18h42 sur France Culture. Vous écoutez le temps du débat. Y a-t-il un phénomène algues vertes ? C'est la question que nous posons à nos trois invités. Vous venez d'entendre Paul Divana, qui est maire de Plonevé, pour Zélan le Finistère, et président de la commission locale de l'eau de la baie de Noirnenay, et président également de l'Assemblée permanente des présidents des commissions locales de l'eau de Bretagne. Clément Salé est avec nous. Elle est post-doctorante en histoire environnementale. Et Sébastien Gromettre est journaliste et rédacteur en chef à West France.

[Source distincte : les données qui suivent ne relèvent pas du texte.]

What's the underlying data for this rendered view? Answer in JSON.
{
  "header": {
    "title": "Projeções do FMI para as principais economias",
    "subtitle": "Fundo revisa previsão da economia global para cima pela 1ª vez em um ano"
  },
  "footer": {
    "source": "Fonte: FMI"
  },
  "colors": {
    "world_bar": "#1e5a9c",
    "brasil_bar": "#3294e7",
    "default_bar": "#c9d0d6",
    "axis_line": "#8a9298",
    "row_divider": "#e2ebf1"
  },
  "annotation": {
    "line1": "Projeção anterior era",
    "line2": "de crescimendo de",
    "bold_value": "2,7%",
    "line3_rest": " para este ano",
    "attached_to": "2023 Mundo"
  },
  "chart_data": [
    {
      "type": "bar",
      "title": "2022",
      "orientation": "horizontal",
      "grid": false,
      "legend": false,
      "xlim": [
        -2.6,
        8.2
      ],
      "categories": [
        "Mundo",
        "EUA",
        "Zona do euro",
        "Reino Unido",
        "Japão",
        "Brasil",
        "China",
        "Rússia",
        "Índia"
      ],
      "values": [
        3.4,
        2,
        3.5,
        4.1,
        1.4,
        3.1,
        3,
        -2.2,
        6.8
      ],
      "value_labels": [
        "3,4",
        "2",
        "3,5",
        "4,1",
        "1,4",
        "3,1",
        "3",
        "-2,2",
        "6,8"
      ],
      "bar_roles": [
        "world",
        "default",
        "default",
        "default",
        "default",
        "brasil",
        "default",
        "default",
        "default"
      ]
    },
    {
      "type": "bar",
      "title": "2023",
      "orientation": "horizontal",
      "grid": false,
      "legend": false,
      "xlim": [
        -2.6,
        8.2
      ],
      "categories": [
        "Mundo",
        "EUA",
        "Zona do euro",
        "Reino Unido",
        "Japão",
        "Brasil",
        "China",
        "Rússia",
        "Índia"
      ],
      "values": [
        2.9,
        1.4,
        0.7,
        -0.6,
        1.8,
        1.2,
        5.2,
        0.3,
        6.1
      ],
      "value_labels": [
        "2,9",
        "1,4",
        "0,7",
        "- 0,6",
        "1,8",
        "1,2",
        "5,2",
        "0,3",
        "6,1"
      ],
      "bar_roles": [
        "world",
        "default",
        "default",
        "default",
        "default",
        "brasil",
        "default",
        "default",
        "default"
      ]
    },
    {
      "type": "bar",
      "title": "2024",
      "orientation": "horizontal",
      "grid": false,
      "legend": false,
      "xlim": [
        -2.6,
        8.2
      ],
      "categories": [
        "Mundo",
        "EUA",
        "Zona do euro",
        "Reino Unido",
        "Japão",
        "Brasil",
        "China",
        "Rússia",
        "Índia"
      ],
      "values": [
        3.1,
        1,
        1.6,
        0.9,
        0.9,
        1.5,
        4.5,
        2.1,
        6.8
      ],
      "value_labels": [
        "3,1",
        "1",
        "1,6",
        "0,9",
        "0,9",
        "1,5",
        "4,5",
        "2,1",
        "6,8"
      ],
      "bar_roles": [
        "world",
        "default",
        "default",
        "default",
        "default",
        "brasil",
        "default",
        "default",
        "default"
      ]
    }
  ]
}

Vacances écourtées pour François Fillon, venu voir cette plage où un cheval est mort et où son cavalier a été sauvé in extremis il y a trois semaines. Un incident qui prend de l'ampleur. Un rapport vient de confirmer la toxicité, parfois mortelle, des émanations de ces marées vertes. L'État va prendre toutes ses responsabilités et va prendre à sa charge le nettoyage des plages qui sont les plus touchées, c'est-à-dire de celles sur lesquelles il peut y avoir un risque de santé publique. Le problème se pose sur les zones difficiles d'accès où on ne peut pas ramasser ses algues. Elles pourrissent, prisonnières sous ses croûtes, et des poches d'un gaz mortel de l'hydrogène sulfuré se forment.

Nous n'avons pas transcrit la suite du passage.